There, “creativity” (mind, that is not the same meaning of human creativity), can cause problems.

Machine creativity = add random bits

Human creativity = add random bits passed through a filter (filter = will this kill me or do something bad? AND do I care?)

I think human filters can be quite a lot more complex than that! I suppose machine ones could be too. Maybe they’ll get there…in the end. Human designers of creative machines not creative enough? (Yet?)

First milestone.
https://pastecode.io/s/x77t7p26

It can compile the hello world from https://www.riscosopen.org/wiki/documentation/show/A%20BASIC%20guide%20to%20ObjAsm
Usage: ./nrm.exe hello.s hello,ff8

TODO:
1. implement rest of the opcodes and directives.
2. implement object and library formats.
3. implement a simple Norcroft compatible C compiler to go with it.

OS_WriteS * &01
OS_NewLine * &03
OS_Exit * &11

    AREA helloworld, CODE, READONLY

    ENTRY

    SWI OS_WriteS
    = "Hello, world!"
    DCB 0
    ALIGN
    SWI OS_NewLine
    MOV R0,#0
    LDR R1,abex
    MOV R2,#0
    SWI OS_Exit
abex
    DCD &58454241 ; "ABEX"

    END

First milestone.

Ah, good, you’ve made it CC0. Some jurisdictions (ahem, a chunk of Europe) don’t have a concept of releasing things as public domain as there isn’t “copyright” so much as “moral rights” and you can’t waive those.
Furthermore, I’m not a solicitor but I think under British law works can only become public domain by the expiration of copyright.
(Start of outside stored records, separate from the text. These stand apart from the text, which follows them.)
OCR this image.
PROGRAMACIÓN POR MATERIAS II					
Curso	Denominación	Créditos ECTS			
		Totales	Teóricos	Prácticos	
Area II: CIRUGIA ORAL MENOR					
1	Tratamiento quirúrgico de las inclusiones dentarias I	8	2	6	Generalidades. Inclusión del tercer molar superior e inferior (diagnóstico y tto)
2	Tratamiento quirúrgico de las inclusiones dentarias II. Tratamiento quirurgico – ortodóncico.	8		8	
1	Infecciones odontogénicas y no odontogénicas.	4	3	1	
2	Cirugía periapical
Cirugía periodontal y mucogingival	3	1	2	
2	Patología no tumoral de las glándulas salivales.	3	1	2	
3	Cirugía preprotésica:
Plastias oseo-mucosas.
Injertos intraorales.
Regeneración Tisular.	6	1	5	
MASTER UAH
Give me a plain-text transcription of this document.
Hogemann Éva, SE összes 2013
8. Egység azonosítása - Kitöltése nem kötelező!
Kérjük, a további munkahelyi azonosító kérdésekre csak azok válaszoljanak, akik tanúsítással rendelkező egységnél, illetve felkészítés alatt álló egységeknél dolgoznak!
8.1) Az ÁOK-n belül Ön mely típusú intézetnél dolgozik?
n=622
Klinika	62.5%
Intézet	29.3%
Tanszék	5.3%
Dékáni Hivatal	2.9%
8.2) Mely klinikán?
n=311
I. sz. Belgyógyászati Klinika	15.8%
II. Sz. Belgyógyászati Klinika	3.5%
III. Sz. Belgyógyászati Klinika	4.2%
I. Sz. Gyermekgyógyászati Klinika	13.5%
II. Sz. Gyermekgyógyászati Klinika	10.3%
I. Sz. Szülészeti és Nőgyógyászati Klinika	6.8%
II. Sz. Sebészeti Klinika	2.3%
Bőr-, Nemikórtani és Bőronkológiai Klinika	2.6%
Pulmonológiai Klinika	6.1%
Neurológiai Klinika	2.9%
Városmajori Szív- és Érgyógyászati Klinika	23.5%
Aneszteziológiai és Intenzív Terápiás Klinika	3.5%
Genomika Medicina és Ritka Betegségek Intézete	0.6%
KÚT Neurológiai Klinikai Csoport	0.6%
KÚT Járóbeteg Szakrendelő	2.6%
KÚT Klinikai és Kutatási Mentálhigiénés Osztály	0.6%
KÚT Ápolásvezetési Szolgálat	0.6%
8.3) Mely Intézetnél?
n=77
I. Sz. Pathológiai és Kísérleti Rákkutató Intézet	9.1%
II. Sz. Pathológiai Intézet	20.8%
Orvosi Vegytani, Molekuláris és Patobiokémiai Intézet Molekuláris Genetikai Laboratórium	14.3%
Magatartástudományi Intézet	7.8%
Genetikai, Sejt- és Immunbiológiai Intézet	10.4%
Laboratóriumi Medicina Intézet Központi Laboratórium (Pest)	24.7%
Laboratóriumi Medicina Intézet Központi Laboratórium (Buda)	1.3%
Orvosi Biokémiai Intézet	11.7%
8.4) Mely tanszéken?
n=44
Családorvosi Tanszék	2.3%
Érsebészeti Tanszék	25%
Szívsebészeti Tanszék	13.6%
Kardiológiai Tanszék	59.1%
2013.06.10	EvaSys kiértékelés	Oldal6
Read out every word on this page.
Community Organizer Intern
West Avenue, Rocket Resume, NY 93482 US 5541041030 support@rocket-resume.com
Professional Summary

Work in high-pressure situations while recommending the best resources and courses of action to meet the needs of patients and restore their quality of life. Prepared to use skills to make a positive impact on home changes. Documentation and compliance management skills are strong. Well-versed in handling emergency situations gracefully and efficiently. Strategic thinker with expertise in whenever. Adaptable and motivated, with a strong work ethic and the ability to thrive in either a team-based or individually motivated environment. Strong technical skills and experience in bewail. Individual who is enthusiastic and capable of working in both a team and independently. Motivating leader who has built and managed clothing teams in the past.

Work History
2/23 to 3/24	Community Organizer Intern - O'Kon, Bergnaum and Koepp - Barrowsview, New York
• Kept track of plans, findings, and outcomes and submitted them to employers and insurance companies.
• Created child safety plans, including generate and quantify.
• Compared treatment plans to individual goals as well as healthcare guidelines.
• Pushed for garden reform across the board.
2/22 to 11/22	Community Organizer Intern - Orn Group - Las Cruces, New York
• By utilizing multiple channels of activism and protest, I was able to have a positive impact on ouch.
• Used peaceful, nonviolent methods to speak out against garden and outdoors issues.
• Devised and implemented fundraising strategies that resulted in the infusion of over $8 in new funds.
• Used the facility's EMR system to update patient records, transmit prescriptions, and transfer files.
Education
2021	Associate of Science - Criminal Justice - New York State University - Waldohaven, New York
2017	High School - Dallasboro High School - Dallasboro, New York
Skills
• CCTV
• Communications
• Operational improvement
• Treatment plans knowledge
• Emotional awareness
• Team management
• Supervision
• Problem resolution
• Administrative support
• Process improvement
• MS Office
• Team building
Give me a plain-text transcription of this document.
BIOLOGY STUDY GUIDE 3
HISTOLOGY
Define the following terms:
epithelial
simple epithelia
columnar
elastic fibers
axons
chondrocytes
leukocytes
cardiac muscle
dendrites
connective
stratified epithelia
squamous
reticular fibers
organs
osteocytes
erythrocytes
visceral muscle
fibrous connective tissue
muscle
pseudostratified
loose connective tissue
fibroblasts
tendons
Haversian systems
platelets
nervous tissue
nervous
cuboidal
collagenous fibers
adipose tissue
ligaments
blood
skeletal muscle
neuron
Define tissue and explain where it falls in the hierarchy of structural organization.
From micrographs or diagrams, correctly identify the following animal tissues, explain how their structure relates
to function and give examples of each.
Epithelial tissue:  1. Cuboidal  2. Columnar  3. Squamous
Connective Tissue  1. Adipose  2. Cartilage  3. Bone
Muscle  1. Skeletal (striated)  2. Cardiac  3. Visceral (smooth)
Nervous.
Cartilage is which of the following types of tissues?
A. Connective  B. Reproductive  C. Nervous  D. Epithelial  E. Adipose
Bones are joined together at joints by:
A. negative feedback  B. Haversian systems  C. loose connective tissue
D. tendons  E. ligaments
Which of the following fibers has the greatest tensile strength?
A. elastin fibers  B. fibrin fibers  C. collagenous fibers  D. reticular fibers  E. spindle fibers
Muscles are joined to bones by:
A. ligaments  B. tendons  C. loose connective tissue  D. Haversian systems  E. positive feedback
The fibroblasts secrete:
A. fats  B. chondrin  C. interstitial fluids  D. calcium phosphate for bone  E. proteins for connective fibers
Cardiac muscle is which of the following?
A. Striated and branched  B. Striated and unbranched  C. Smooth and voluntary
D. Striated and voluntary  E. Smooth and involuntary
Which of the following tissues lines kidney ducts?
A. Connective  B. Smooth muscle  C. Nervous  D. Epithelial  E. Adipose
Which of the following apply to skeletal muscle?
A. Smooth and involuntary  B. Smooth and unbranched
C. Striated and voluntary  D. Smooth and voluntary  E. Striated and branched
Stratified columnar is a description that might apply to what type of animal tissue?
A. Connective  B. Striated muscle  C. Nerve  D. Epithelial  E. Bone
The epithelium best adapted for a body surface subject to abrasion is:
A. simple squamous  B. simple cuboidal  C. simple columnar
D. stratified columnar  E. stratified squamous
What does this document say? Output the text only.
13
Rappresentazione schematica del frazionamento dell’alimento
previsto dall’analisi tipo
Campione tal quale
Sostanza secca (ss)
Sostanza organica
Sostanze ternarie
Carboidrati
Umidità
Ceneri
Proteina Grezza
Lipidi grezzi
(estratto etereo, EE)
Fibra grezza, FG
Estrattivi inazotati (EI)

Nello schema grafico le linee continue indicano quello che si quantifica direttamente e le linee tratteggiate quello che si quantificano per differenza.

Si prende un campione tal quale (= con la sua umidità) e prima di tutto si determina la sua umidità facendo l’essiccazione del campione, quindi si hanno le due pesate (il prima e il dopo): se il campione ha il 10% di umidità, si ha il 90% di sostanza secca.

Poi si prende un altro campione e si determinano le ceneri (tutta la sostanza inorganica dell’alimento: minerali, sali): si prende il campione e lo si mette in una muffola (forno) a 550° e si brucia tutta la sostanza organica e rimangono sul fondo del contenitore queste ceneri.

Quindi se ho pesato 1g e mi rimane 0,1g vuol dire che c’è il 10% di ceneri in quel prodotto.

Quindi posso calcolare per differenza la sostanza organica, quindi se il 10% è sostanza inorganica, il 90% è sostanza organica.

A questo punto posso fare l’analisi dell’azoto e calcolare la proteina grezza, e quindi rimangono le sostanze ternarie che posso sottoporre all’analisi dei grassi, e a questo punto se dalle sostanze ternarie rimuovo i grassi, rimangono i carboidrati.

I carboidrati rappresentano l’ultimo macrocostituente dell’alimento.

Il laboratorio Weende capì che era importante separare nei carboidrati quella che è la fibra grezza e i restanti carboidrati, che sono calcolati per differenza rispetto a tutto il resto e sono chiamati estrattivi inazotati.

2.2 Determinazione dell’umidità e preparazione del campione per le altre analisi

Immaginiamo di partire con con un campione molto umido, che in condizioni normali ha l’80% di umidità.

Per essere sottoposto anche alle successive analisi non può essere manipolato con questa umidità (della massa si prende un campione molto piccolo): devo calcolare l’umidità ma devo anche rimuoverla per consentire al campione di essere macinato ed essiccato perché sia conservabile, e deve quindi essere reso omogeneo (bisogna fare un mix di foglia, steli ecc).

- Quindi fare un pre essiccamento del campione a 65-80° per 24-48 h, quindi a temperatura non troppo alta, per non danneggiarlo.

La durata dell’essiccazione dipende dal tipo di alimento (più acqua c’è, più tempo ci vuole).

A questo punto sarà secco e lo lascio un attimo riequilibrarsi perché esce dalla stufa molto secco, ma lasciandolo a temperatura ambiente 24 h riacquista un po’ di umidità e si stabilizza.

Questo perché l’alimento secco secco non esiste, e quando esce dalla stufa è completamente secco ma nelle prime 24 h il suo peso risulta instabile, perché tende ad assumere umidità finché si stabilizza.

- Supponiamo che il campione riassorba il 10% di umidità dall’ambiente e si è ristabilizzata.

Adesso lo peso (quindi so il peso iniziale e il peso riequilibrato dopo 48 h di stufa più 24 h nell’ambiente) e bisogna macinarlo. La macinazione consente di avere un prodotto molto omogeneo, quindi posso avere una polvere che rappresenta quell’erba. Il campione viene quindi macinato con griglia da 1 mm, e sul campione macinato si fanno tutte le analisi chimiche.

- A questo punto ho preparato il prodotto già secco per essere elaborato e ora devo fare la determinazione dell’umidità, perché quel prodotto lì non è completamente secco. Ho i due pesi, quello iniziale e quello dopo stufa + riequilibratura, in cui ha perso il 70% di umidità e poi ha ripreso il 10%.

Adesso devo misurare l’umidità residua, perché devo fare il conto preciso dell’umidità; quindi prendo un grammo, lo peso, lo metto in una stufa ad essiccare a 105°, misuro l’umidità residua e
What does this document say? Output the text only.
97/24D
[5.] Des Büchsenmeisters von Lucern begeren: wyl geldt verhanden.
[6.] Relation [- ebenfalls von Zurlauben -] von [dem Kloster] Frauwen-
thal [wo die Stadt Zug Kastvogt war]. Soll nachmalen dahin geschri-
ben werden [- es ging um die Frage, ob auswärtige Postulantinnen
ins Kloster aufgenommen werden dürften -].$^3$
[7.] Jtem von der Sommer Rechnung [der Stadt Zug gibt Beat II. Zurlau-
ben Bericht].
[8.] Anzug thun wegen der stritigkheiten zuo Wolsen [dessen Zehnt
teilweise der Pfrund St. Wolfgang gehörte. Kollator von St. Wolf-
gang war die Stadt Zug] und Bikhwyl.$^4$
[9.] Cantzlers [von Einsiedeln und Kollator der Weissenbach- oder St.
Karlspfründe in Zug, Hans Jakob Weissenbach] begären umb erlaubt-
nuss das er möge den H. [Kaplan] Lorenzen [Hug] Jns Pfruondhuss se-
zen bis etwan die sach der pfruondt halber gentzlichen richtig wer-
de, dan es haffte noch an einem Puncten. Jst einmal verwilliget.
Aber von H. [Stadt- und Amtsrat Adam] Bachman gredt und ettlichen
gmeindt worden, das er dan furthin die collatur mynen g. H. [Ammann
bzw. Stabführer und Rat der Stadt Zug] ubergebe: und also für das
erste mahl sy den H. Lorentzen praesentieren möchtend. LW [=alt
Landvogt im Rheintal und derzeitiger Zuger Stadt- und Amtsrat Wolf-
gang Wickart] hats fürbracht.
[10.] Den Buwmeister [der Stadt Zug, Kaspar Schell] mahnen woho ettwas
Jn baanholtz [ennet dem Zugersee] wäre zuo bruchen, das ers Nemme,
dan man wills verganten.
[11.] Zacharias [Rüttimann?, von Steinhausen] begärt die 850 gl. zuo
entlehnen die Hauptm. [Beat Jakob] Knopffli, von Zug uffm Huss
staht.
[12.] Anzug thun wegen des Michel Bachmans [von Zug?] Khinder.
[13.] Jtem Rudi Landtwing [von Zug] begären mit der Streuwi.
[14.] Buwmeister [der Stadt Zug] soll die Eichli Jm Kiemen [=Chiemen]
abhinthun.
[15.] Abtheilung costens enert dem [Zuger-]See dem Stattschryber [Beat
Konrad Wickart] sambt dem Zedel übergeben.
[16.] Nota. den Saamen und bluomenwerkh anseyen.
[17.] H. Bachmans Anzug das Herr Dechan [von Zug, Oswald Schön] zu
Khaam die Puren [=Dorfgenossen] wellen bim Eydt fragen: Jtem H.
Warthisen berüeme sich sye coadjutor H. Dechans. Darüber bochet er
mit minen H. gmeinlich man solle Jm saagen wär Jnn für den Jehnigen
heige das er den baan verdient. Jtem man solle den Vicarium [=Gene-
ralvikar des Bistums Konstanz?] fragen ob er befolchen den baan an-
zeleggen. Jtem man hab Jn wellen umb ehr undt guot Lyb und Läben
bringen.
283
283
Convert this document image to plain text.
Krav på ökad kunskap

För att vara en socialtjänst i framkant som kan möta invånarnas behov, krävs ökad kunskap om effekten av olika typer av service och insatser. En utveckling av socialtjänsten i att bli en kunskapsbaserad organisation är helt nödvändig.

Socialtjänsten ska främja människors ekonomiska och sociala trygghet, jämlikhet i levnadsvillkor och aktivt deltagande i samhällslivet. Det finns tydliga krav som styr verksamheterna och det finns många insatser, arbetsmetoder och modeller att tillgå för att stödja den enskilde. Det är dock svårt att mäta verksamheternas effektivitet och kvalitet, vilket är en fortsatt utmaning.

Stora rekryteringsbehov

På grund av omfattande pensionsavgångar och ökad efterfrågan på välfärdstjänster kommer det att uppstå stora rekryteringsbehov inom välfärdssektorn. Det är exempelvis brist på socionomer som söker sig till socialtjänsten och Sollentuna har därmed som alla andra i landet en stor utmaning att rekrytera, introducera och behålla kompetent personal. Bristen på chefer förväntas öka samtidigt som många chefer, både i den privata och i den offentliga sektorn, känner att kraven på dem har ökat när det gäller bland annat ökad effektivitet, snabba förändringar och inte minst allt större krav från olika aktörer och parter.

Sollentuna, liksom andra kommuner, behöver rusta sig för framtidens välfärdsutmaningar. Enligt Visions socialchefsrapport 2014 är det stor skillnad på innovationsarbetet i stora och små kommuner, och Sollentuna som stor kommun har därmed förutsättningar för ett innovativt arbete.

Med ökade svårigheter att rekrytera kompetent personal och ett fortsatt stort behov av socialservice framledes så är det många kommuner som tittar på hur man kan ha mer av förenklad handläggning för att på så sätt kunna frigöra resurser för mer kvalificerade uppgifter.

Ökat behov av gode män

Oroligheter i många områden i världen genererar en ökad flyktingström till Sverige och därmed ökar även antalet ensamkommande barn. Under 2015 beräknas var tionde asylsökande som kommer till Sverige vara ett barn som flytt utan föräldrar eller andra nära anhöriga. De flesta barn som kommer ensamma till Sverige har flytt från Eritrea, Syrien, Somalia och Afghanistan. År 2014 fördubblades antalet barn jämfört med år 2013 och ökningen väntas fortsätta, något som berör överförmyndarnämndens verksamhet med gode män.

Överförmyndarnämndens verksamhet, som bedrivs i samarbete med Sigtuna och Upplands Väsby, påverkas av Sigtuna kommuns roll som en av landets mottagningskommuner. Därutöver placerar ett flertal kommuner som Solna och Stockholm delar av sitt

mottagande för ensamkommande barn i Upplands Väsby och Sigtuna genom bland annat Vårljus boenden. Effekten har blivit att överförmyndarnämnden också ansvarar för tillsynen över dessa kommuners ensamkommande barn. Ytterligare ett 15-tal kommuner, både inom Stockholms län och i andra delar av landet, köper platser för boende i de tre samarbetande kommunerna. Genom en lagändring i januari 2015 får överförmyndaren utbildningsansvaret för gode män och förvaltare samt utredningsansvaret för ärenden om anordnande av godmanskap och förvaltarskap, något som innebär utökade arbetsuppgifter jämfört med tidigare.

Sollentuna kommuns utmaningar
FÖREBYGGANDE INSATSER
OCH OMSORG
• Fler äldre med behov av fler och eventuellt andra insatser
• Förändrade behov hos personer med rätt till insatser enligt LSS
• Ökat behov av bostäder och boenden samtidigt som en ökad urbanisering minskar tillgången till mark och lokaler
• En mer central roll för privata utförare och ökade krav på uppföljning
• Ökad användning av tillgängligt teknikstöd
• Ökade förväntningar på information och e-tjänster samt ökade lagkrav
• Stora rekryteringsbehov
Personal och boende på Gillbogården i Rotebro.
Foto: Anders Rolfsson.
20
I’m sure someone will correct me…

That being said, legal rubbish is legal rubbish so you might need more than a single line saying FREEDOM! (picture Mel Gibson here)

See here: https://wiki.creativecommons.org/wiki/CC0_FAQ#May_I_apply_CC0_to_computer_software.3F_If_so.2C_is_there_a_recommended_implementation.3F

Otherwise, pretty good going. 👍

You’ll have fun with the macro stuff. This’ll make your head spin: https://gitlab.riscosopen.org/RiscOS/Sources/Programmer/HdrSrc/-/blob/master/hdr/CPU/Generic32

2. implement object and library formats.

Libraries are the job of the librarian (LibFile in the DDE) to collect together all the object files into a “library”. It’s a separate program because any AOF can be used to create a library. It’s quite normal to mix bits in C with bits in assembler.

3. implement a simple Norcroft compatible C compiler to go with it.

Simple C is doable. Norcroft isn’t that unusual, so it might be possible to lightly bash an existing compiler for anything Norcroft specific.

Where it will matter, however, is in its optimisations. Norcroft is pretty clever in that respect.

Ah, good, you’ve made it CC0. Some jurisdictions (ahem, a chunk of Europe) don’t have a concept of releasing things as public domain as there isn’t “copyright” so much as “moral rights” and you can’t waive those.

CC0 is different from basic PD, since it is a license with explicit dedication:
`Creative Commons Zero (CC0) is for dedicating works to the public domain.<sup>45</sup> It works on two levels: as a waiver of a person’s rights to the work, and in case that is not effective, as an irrevocable, royalty-free and unconditional licence for anyone to use the work for any purpose. The rights waived include database rights, so CC0 is suitable for use with data.<sup>46</sup>`

it might be possible to lightly bash an existing compiler

As of now there is just Clang.
Unsure if it is easy to modify for APCS.

This’ll make your head spin:

I did a turning complete macro-processor with lexical scoping before, but it was single pass and had different constraints:
https://nancygold.itch.io/new-c-macroprocessor
Main difference is that it has only string variables, auto coerced to types, while ObjAsm has arithmetic, logical and string variables. ObjAsm doesn’t appear to have nested scopes, so not sure if this should be allowed.

Still unsure how to properly approach the macro expansion, since ObjAsm apparently allows to use forward resolved labels in its EQU expressions, so one has to implement macros declarations after their use. Assembler just ignores them during the first pass, assuming a single word opcode and then goes back during the second pass to compile it.